The funding award was announced at last Thursday’s Port of Whitman meeting by Port Commissioner Tom Kammerzell.
The BUILD grant program, previously known as Transportation Investment Generating Economic Recovery (TIGER), provides opportunities for the Department of Transportation to invest in road, rail, transit and port projects that will help to reach national goals.

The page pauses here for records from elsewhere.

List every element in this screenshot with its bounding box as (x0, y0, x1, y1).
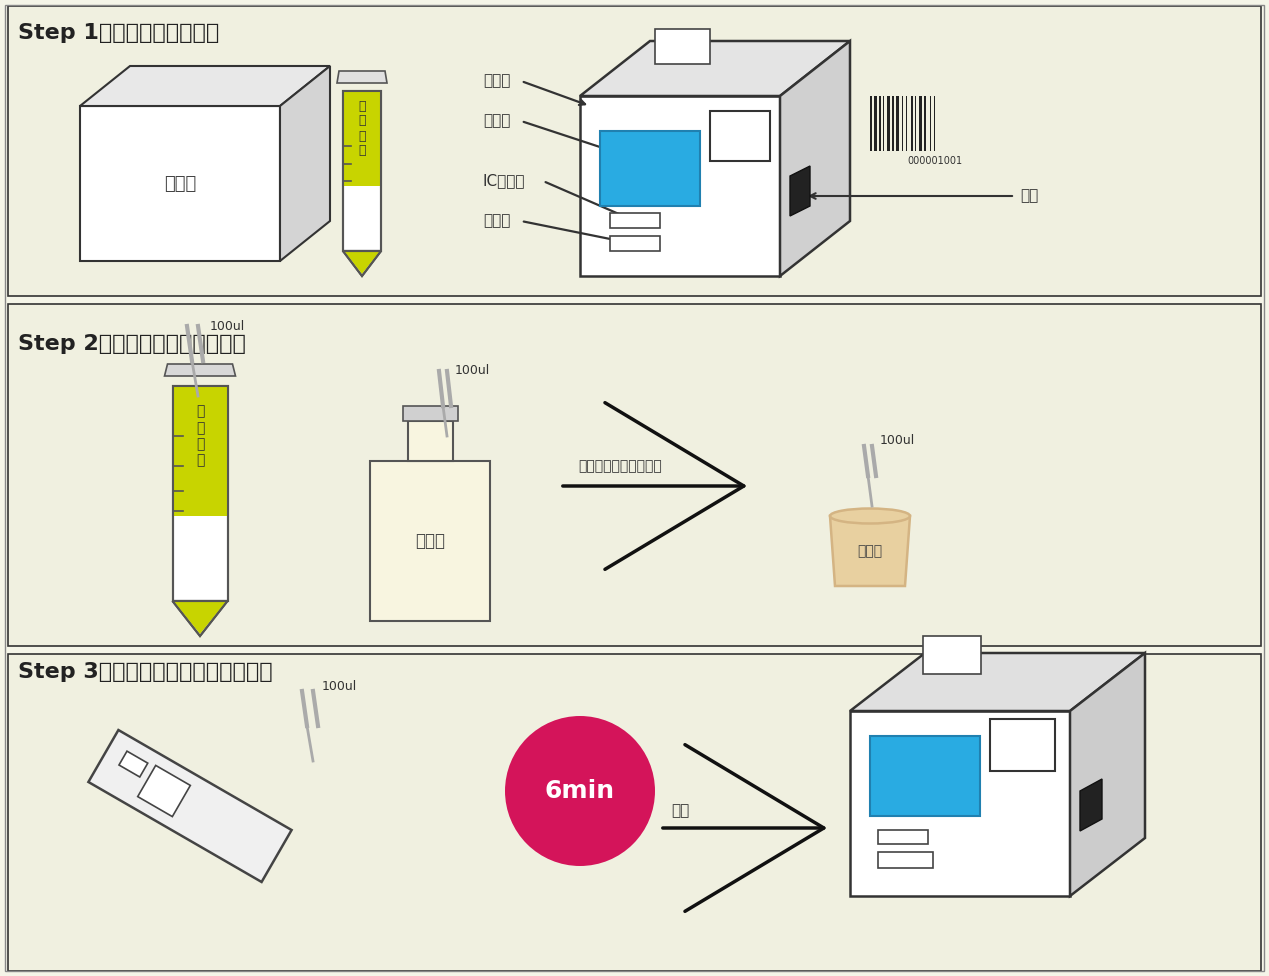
Text: 试剂盒: 试剂盒 (164, 175, 197, 192)
FancyBboxPatch shape (610, 236, 660, 251)
FancyBboxPatch shape (871, 96, 872, 151)
FancyBboxPatch shape (892, 96, 893, 151)
Text: 显示屏: 显示屏 (483, 113, 510, 129)
Polygon shape (780, 41, 850, 276)
Polygon shape (165, 364, 236, 376)
Polygon shape (850, 711, 1070, 896)
Ellipse shape (830, 508, 910, 523)
Text: 扫码: 扫码 (1020, 188, 1038, 204)
Text: 插卡口: 插卡口 (483, 214, 510, 228)
Text: 待
检
样
品: 待 检 样 品 (358, 100, 365, 157)
Polygon shape (119, 752, 147, 777)
FancyBboxPatch shape (8, 304, 1261, 646)
Text: Step 3：加样，读数，打印检测报告: Step 3：加样，读数，打印检测报告 (18, 662, 273, 682)
FancyBboxPatch shape (896, 96, 898, 151)
Text: 加入样品杯，吸打混匀: 加入样品杯，吸打混匀 (579, 459, 662, 473)
Polygon shape (343, 251, 381, 276)
Polygon shape (1070, 653, 1145, 896)
FancyBboxPatch shape (871, 736, 980, 816)
Text: 待
检
样
品: 待 检 样 品 (195, 405, 204, 468)
FancyBboxPatch shape (8, 654, 1261, 971)
Polygon shape (850, 653, 1145, 711)
Text: 100ul: 100ul (209, 319, 245, 333)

PCC, Washington’s longest short-line freight rail system, had applied for the federal grant program without success, Kammerzell said.
The initial focus specifically called out for bridge rebuild and replacement on the PCC rail.
The PCC has a number of small bridges built in the 1930s, ‘40s, and ‘50s between the Marshall main line connection and the McCoy Loader southeast of Rosalia.
The 110-car unit trains from the McCoy loader now travel approximately 10 miles per hour and with the planned improvements the speeds are expected to be advanced to 25 mph.
Fixing the bridges is expected to increase productivity for the loader.
“We need all the options. We need both the river and the rail as modes of transportation,” Kammerzell commented.
Creating increased operating speeds and increased operational weight efficiency, particularly for agricultural products, is expected to reduce rail shipping costs as a result.
The $5.7 million grant requires a one-to-one match, so the work that will be done will total in the range of $11 million.
Support letters and a commitment of $15,000 were submitted by the port to WSDOT in preparation for applying for a BUILD grant.
In 2018, BUILD awarded 91 grant projects in 49 states and the District of Columbia. The Geiger Boulevard infrastructure improvements project in Spokane County at Airway Heights received $13.4 million.